Thanksgiving Dinner Origins
In America, we’re about ready for Thanksgiving, our particular riff on the age-old harvest festival. Tomorrow the majority of us will be enjoying some variety of variants of our Thanksgiving dinner. Hopefully, most of us will enjoy our feasts and the company, be it family, friends, or both, that we are surrounded by while doing so.
One thing though – Thanksgiving, despite America’s spin upon it, is still at its heart a harvest celebration. Hence, I believe that we should spare a moment or more to consider our Thanksgiving dinner’s origin. And by that I do not mean the well-known legendry of Thanksgiving or the murkier and more complex history thereof; No, I mean the origins of the delicious food upon our tables.

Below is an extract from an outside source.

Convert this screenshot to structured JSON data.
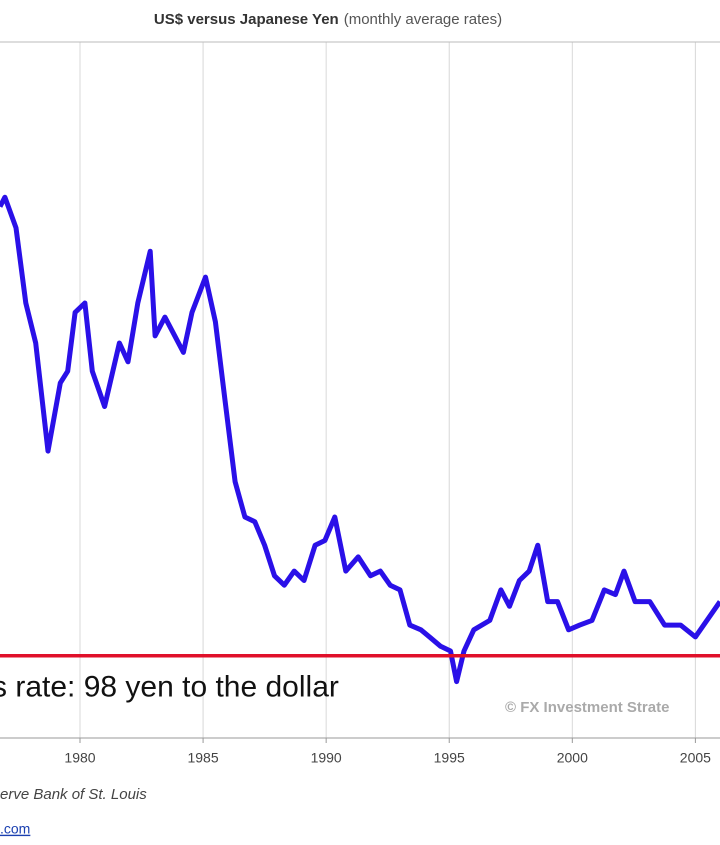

Spare some time this Thanksgiving to think about and be grateful for the efforts of all those “rural folk” – the farmers, ranchers, and such along with the men and women who get those crops from the farms across the land to the stores you buy it at.

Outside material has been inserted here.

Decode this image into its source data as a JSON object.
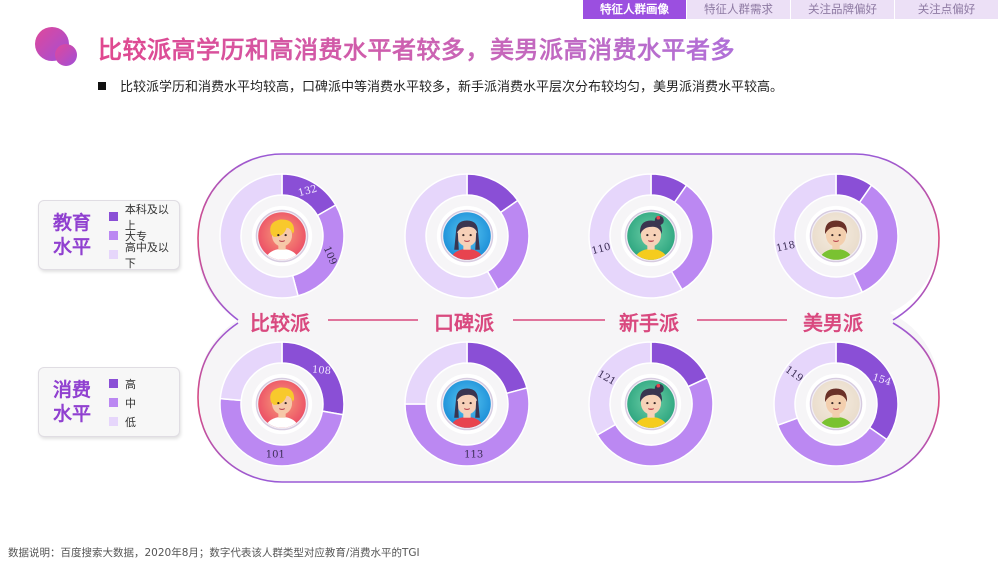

Yeah, it would be good and very likely pleasant to pause and consider the farm workers and such in those so easily dismissible fly-over districts, counties, and states. Instead of repeating the urbanites’ and suburanites’ mistake of considering the America’s rural population as forgettable but unforgivable, deplorable, uneducated hicks and rubes, consider that there’s a reason why they make up the heartland of America.